Background
Snakebite envenomation is a devastating and neglected tropical disease that causes severe complications and disability in humans. Three-finger toxin (3FTx), the highly toxic component of viper venom, causes multiple pathologies, including severe tissue damage and inhibition of nicotinic acetylcholine receptors, leading to fatal neurotoxicity. Currently, the only available treatment for snakebite is polyclonal antibodies derived from the plasma of immunized animals, which are costly and have limited efficacy against 3FTx.
On January 15, 2025, David Baker's team published a research result titled " De novo designed proteins neutralize lethal snake venom toxins " in Nature. The study synthesized proteins from scratch through deep learning to bind to short-chain and long-chain α-neurotoxins and cytotoxins from the 3FTx family. Protein designs with significant thermal stability, high affinity, and computational model consistency close to the atomic level were obtained through limited experimental screening. The designed proteins effectively neutralized all three 3FTx subfamilies in vitro and protected mice from challenge with lethal neurotoxins. This potent, stable, and easy-to-manufacture toxin-neutralizing protein can provide the basis for the next generation of safer, more cost-effective, and widely available anti-snake venom therapies.
Design Methodology
Researchers used the deep learning-based RFdiffusion method to design proteins capable of binding to short- and long-chain α-neurotoxins and cytotoxins. The design focused on preventing neurotoxin binding to nicotinic acetylcholine receptors (nAChRs) through steric hindrance. Robust design of high-affinity binders for polar targets was achieved by complementing the marginal β-strands in the target with geometrically matching marginal β-strands in the designed binder. Sequence design was performed using ProteinMPNN, and screening was performed using AlphaFold2 and Rosetta metrics. Top candidates were selected for in vitro validation based on their ability to interfere with toxin binding to nAChRs.
Experimental results
α-Neurotoxin Binding Protein:
SHRT: It is a top candidate for the short-chain α-neurotoxin ScNtx, with a binding affinity of 0.9 nM and high thermal stability (melting point Tm of 78°C). The structure of the designed SHRT in the apo-state was determined, closely matching the computational design model (2.58 Å resolution; 1.04 Å root squared deviation (RMSD)). The binder interacts with loop III of the neurotoxin, which is crucial for binding to muscle nAChRs. The β-strand in SHRT forms extensive backbone hydrogen bonds with the toxin, with the β-strands at its edges. Tyrosine 45, located in the α-helix of SHRT, forms a backbone hydrogen bond with cysteine 41 on ScNtx.
LNG: Targets the long-chain α-neurotoxin α-cobra toxin with an affinity of 1.9 nM and exceptional thermal stability (Tm > 95°C). The crystal structure closely matches the designed model (resolution 2.68 Å, root mean square deviation 0.42 Å for the designed portion and 0.61 Å for the toxin portion). As in the designed model, the binder interacts with the central loop II of the neurotoxin, which is crucial for the toxin's interaction with muscle and neuronal α7-nAChRs. This interaction is primarily mediated by backbone hydrogen bonds between the β-strands of LNG and the toxin.

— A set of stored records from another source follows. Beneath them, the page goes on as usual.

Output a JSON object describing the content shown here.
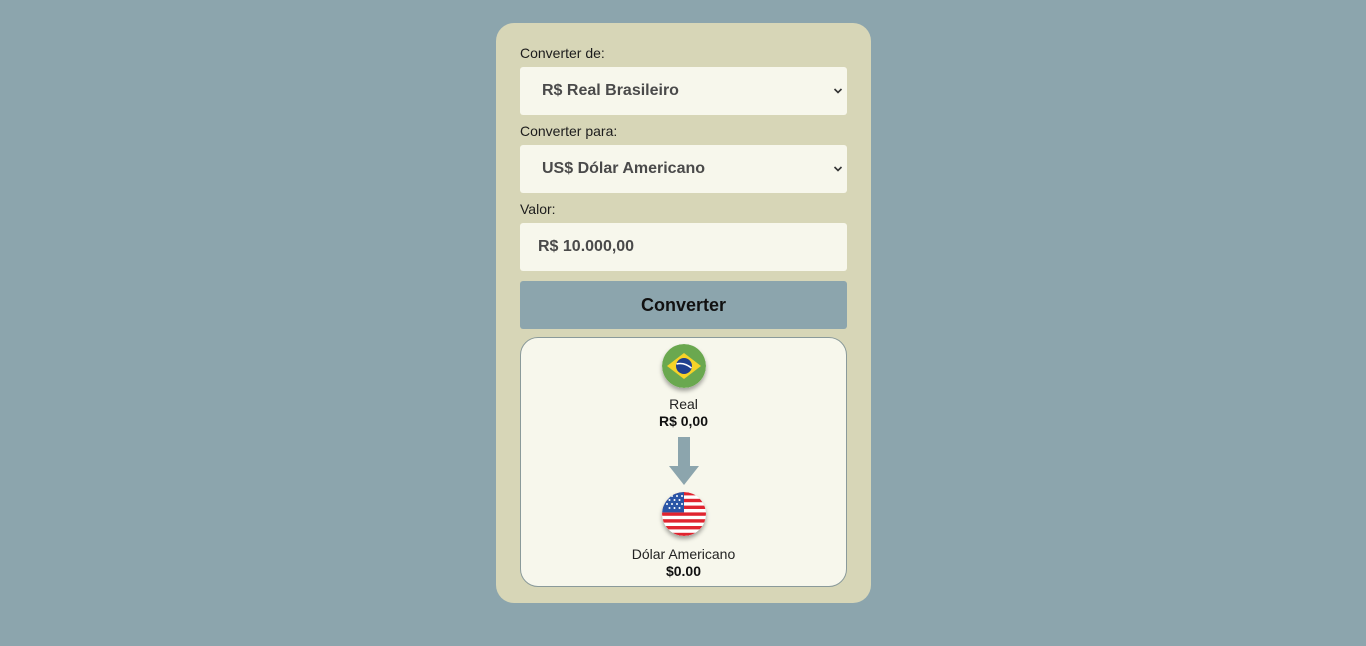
{
  "form": {
    "from_label": "Converter de:",
    "from_selected": "R$ Real Brasileiro",
    "to_label": "Converter para:",
    "to_selected": "US$ Dólar Americano",
    "value_label": "Valor:",
    "value_input": "R$ 10.000,00",
    "convert_button": "Converter"
  },
  "result": {
    "from": {
      "name": "Real",
      "value": "R$ 0,00",
      "icon": "brazil-flag-icon"
    },
    "to": {
      "name": "Dólar Americano",
      "value": "$0.00",
      "icon": "usa-flag-icon"
    },
    "arrow_icon": "arrow-down-icon"
  },
  "colors": {
    "background": "#8ca5ad",
    "card": "#d7d6b7",
    "field": "#f7f7ec",
    "button": "#8ca5ad"
  }
}
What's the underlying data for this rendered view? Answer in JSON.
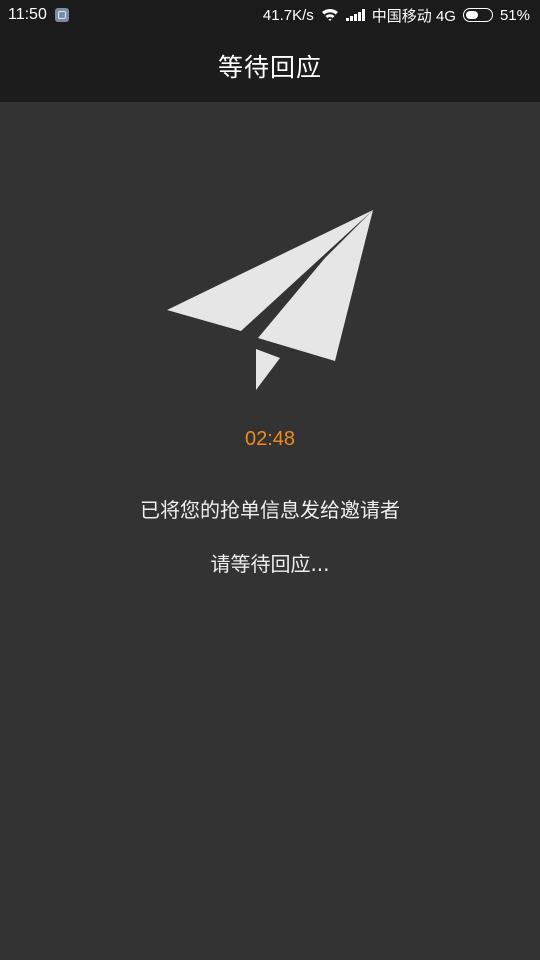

Cytotoxin Binding Proteins:
CYTX has high solubility, binds to Naja pallida cytotoxin with an affinity of 271 nM, and exhibits high thermal stability (Tm of 61°C). The crystal structure of CYTX in complex with Naja pallida cytotoxin closely matches the crystal structure of the designed model (resolution 2.0 Å, root mean square deviation 1.32 Å for the designed part and 0.58 Å for the toxin part). The structure reveals that CYTX forms an extensive electrostatic interaction network with rings II and III of the toxin.

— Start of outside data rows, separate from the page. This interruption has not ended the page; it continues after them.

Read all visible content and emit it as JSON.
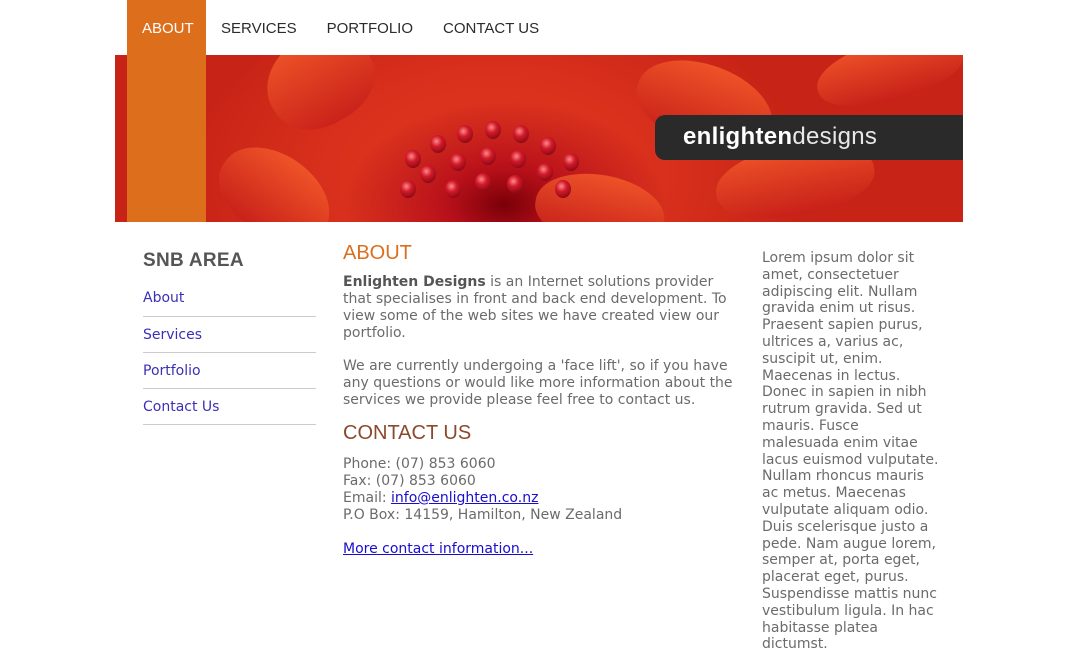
{
  "nav": {
    "items": [
      {
        "label": "ABOUT"
      },
      {
        "label": "SERVICES"
      },
      {
        "label": "PORTFOLIO"
      },
      {
        "label": "CONTACT US"
      }
    ]
  },
  "banner": {
    "logo_bold": "enlighten",
    "logo_light": "designs"
  },
  "sidebar": {
    "title": "SNB AREA",
    "items": [
      {
        "label": "About"
      },
      {
        "label": "Services"
      },
      {
        "label": "Portfolio"
      },
      {
        "label": "Contact Us"
      }
    ]
  },
  "main": {
    "about_heading": "ABOUT",
    "company": "Enlighten Designs",
    "intro_rest": " is an Internet solutions provider that specialises in front and back end development. To view some of the web sites we have created view our portfolio.",
    "para2": "We are currently undergoing a 'face lift', so if you have any questions or would like more information about the services we provide please feel free to contact us.",
    "contact_heading": "CONTACT US",
    "phone": "Phone: (07) 853 6060",
    "fax": "Fax: (07) 853 6060",
    "email_label": "Email: ",
    "email": "info@enlighten.co.nz",
    "pobox": "P.O Box: 14159, Hamilton, New Zealand",
    "more_link": "More contact information..."
  },
  "right": {
    "text": "Lorem ipsum dolor sit amet, consectetuer adipiscing elit. Nullam gravida enim ut risus. Praesent sapien purus, ultrices a, varius ac, suscipit ut, enim. Maecenas in lectus. Donec in sapien in nibh rutrum gravida. Sed ut mauris. Fusce malesuada enim vitae lacus euismod vulputate. Nullam rhoncus mauris ac metus. Maecenas vulputate aliquam odio. Duis scelerisque justo a pede. Nam augue lorem, semper at, porta eget, placerat eget, purus. Suspendisse mattis nunc vestibulum ligula. In hac habitasse platea dictumst."
  },
  "colors": {
    "accent": "#dd6f1c",
    "link": "#1a0dcc",
    "contact_heading": "#8b4a2d"
  }
}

In vivo and in vitro neutralization experiments
In vitro neutralization experiments showed that SHRT completely neutralized ScNtx at a 1:1 molar ratio. LNG also completely neutralized α-cobra toxin at a 1:1 molar ratio; both exhibited superior neutralization potency compared to previously characterized nanobodies. CYTX demonstrated 70-90% protection against seven different Naja snake venoms at a 1:5 molar ratio.

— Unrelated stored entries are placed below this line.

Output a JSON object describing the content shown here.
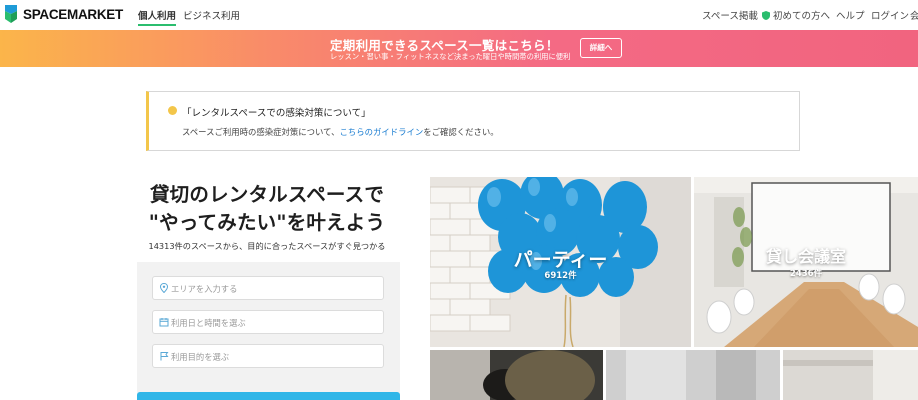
{
  "header": {
    "logo_text": "SPACEMARKET",
    "tabs": [
      {
        "label": "個人利用"
      },
      {
        "label": "ビジネス利用"
      }
    ],
    "links": {
      "list_space": "スペース掲載",
      "first_time": "初めての方へ",
      "help": "ヘルプ",
      "login": "ログイン",
      "signup": "会員"
    }
  },
  "promo": {
    "title": "定期利用できるスペース一覧はこちら！",
    "subtitle": "レッスン・習い事・フィットネスなど決まった曜日や時間帯の利用に便利",
    "button": "詳細へ"
  },
  "notice": {
    "title": "「レンタルスペースでの感染対策について」",
    "body_before": "スペースご利用時の感染症対策について、",
    "link": "こちらのガイドライン",
    "body_after": "をご確認ください。"
  },
  "hero": {
    "headline_line1": "貸切のレンタルスペースで",
    "headline_line2": "\"やってみたい\"を叶えよう",
    "subtext": "14313件のスペースから、目的に合ったスペースがすぐ見つかる"
  },
  "search": {
    "area_placeholder": "エリアを入力する",
    "date_placeholder": "利用日と時間を選ぶ",
    "purpose_placeholder": "利用目的を選ぶ"
  },
  "categories": [
    {
      "label": "パーティー",
      "count": "6912件"
    },
    {
      "label": "貸し会議室",
      "count": "2436件"
    }
  ],
  "colors": {
    "brand_green": "#2bbd6e",
    "promo_orange": "#fbb54a",
    "promo_pink": "#f1647f",
    "notice_yellow": "#f3c64a",
    "link_blue": "#1b7dd1",
    "search_button": "#30b6e8"
  }
}
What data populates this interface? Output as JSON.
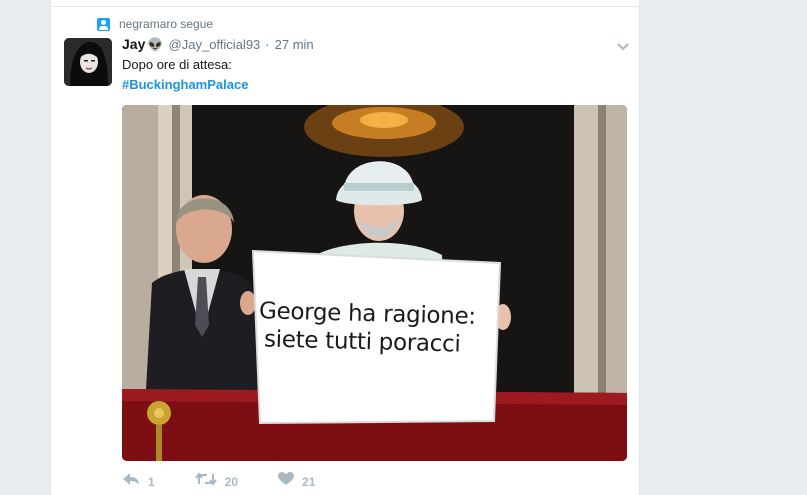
{
  "context": {
    "text": "negramaro segue",
    "icon": "person-icon"
  },
  "tweet": {
    "fullname": "Jay",
    "emoji": "👽",
    "username": "@Jay_official93",
    "separator": "·",
    "time": "27 min",
    "text": "Dopo ore di attesa:",
    "hashtag": "#BuckinghamPalace",
    "media": {
      "sign_line1": "George ha ragione:",
      "sign_line2": "siete tutti poracci"
    },
    "actions": {
      "reply_count": "1",
      "retweet_count": "20",
      "like_count": "21"
    }
  },
  "colors": {
    "accent": "#1b95e0",
    "muted": "#657786",
    "action_icon": "#aab8c2",
    "background": "#e6ecf0"
  }
}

In vivo neutralization experiments revealed that SHRT completely protected mice against lethal challenge with ScNtx at a 1:10 molar ratio, but it did not neutralize the non-target α-cobratoxin. LNG completely neutralized α-cobratoxin at a 1:10 molar ratio, but not the non-target ScNtx.
Summarize
This study demonstrates the potential of de novo protein design using deep learning methods, providing a foundation for the development of next-generation antivenom therapies that are safer, more cost-effective, and more accessible. These designed proteins could become effective tools for treating snakebite envenoming, especially in resource-limited settings. De novo designed proteins offer advantages such as high affinity, specificity, thermal stability, enhanced tissue penetration, and low-cost manufacturing, providing new avenues and tools for future drug discovery.